Taken from an excerpt by Naomi Stead

Associate professor, The University of Queensland

 

Breeze blocks are having a moment in the sun. Having been painfully hip in the architecture of the 1950s and 60s, they were used so extensively, in both houses and commercial buildings, that they became ubiquitous anywhere in the world where it was hot – including throughout Australia.

While particularly associated with a beachy, holiday feeling – Gold Coast motels, houses in Palm Springs – they were really so widely-used that they can still be found pretty much everywhere. But after that postwar high point, they fell drastically out of favour, and languished for the next fifty years, built into the walls and gardens of our youths, widely loathed and reviled for being ugly and out of date.
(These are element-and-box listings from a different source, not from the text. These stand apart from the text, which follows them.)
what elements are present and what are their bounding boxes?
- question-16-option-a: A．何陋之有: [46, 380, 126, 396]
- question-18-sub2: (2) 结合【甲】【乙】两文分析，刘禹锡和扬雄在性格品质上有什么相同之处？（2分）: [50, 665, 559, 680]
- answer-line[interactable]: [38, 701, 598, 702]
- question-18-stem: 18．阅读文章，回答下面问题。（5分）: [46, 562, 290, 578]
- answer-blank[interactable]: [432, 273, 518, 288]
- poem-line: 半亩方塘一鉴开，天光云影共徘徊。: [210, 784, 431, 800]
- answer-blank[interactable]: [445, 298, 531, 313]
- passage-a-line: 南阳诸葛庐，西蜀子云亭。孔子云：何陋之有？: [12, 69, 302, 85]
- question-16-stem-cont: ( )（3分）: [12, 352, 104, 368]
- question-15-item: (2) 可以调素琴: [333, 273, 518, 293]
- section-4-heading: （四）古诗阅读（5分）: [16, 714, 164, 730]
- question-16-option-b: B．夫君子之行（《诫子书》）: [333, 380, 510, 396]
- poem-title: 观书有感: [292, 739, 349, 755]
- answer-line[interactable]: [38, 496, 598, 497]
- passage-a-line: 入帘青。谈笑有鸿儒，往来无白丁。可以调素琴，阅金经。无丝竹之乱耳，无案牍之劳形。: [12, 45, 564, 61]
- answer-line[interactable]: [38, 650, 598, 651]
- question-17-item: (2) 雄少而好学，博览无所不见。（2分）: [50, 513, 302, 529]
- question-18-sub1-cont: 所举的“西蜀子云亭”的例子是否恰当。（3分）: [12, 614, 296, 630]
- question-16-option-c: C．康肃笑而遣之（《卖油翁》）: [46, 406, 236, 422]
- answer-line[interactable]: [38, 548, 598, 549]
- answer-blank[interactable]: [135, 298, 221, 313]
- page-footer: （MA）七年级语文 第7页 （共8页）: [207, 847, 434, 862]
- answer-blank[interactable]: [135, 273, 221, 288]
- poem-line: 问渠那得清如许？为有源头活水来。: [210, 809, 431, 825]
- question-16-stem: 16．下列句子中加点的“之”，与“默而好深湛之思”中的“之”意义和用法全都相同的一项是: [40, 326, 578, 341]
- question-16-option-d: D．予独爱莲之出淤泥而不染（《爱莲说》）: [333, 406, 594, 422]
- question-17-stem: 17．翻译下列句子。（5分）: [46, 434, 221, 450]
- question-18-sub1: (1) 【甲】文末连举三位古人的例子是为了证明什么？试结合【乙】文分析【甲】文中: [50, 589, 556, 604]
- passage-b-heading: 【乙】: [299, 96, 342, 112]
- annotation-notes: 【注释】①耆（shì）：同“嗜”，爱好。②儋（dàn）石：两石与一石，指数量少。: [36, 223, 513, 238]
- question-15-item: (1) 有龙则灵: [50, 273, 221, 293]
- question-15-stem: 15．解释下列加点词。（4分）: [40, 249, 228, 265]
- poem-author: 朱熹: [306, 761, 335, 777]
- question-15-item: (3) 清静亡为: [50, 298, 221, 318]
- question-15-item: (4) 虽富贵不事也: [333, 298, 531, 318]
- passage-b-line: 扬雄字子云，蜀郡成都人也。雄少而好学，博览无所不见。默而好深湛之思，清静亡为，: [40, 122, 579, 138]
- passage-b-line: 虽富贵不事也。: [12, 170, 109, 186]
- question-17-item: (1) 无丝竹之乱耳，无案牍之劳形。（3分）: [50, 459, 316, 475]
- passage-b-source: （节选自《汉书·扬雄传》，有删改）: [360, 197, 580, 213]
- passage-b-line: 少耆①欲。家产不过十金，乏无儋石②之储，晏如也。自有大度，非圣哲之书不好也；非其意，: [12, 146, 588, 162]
Now their fortunes have turned again and architects, for the moment at least, can’t get enough of them: at the 2016 Houses Awards, announced two weeks ago, the “Best house under 200 metres squared” went to the Naranga Avenue House, by James Russell Architect – a lovely minimal house with a tight, rigorous plan, which undoubtedly won the award because of its “skin of delicate breezeblocks,” described by the awards jury as having “a sublime, ephemeral quality.”

Patterned concrete blocks have a long (and sometimes celebrated) lineage. Some people credit Frank Lloyd Wright with inventing them, and indeed he did invent a precast concrete “textile block” system, which he used on several houses in Los Angeles including the Millard and Ennis Houses.

The breeze block can also be linked more broadly to the tradition of the brise soleil, which refers to any kind of sun baffle installed outside the skin of a building (which is where the sun screens should be! Stop the heat before it enters your building envelope!). Breeze blocks are not (usually) structural, hence they were often used where a garden meets a house – patio screens or carports or garden walls. In commercial buildings, they were often used for stairwells, balcony screening, and curtain wall sun-shading to large windows.

Right now we are in the midst of a resurgence of interest in postwar design: the wild popularity of all things mid-century modern (or mid-mod, or MCM) has spread beyond furniture and houses to materials, and the breeze block has been carried along on that tide.

Plus, they’re pleasing to the eye. A breeze block screen wall can be a beautiful thing – the pattern of each individual block adding to a greater whole, and a larger pattern, when they’re used en masse.

 

Finally, though, in the return of the breeze block is a story about ornament. Many contemporary architects are exploring new modes of surface and material ornament, and it’s easy to see the return of the breeze block as part of this movement. The exploration, and valuation, of pattern, geometry, adornment and richness in the surface of buildings is very much A Good Thing. And so, all hail the breeze block: a material redeemed.